Lately, it seems that every new project requires some aspects of Data Science. Whether it’s an extract, transform layer (ETL); a machine learning module; work on streams of data or a big data project. Finding trained engineers to meet the market demand has been challenging. Moreover, many of the engineering teams are unaware of how Data Science can help them in various tasks. The road to Data Science is usually serpentine and require some guidance and motivation to travel. Since most software engineers are already familiar with programming, databases and have decent mathematical grounding; it is easier to train them as potential resources. With this in mind, I conducted around fifteen hands on workshops. Along with these workshops, the attendees were provided with IPython notebooks to test their skills. Currently, I’m refining the workshops for a second round of training. Here, I’m posting the links of some of these workshops. There are some other workshops as well which were created as Shiny web apps. I’d change them into RMarkdown files to share here as well. Note that the presentations of all these workshops have been made using Slidify and the codes produce reproducible results with compilation in R. The links to these workshops follows.

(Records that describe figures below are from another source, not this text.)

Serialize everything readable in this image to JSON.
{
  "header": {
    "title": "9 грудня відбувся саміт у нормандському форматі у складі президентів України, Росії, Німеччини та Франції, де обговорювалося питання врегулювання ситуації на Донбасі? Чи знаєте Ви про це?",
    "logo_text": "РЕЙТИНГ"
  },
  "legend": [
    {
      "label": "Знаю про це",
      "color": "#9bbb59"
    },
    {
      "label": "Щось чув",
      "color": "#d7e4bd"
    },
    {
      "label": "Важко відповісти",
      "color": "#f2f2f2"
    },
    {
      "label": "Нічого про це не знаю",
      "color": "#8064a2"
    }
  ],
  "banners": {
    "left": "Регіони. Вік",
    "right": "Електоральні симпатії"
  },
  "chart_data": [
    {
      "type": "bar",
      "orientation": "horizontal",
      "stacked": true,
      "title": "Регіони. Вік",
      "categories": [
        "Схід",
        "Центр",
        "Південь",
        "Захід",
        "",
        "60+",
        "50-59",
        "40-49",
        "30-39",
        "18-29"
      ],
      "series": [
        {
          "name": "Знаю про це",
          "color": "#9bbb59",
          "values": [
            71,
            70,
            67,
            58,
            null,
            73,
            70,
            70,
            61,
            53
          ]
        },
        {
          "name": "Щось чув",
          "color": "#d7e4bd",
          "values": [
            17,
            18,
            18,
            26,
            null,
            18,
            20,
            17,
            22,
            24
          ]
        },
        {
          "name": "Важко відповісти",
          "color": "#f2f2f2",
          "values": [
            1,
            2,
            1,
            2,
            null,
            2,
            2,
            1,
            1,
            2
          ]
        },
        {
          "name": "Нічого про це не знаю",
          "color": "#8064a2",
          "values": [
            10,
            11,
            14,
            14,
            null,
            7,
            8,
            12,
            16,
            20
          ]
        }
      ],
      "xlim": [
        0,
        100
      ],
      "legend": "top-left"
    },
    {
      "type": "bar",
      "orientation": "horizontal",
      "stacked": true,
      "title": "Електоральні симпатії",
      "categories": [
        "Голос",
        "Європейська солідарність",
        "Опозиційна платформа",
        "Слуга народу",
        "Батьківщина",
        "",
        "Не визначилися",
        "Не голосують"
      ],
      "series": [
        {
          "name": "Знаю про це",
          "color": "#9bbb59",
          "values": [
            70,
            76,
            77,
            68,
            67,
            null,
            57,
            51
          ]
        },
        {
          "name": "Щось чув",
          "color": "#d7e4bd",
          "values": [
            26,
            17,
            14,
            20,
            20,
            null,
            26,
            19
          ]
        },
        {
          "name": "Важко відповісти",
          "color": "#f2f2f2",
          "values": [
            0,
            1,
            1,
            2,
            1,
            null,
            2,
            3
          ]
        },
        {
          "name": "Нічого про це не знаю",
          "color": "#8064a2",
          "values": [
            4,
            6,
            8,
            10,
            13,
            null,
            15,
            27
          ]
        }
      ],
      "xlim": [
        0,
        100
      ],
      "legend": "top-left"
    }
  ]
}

  1. Data Science overview
  2. Regression
  3. Gradient Descent
  4. Model selection
  5. Linear Classifiers
  6. Decision trees
  7. Information retrieval
  8. Clustering
  9. Big data paradigm
  10. MapReduce and RDBMS
  11. No Sql selection
  12. Some useful resources for Data Science

As you can see from the slides, the intention behind the workshop is to provide a basic understanding of commonly used techniques and methods. I’ve also tried to keep mathematical depth to a minimal while making these workshops. Suggestions for improvement are more than welcome.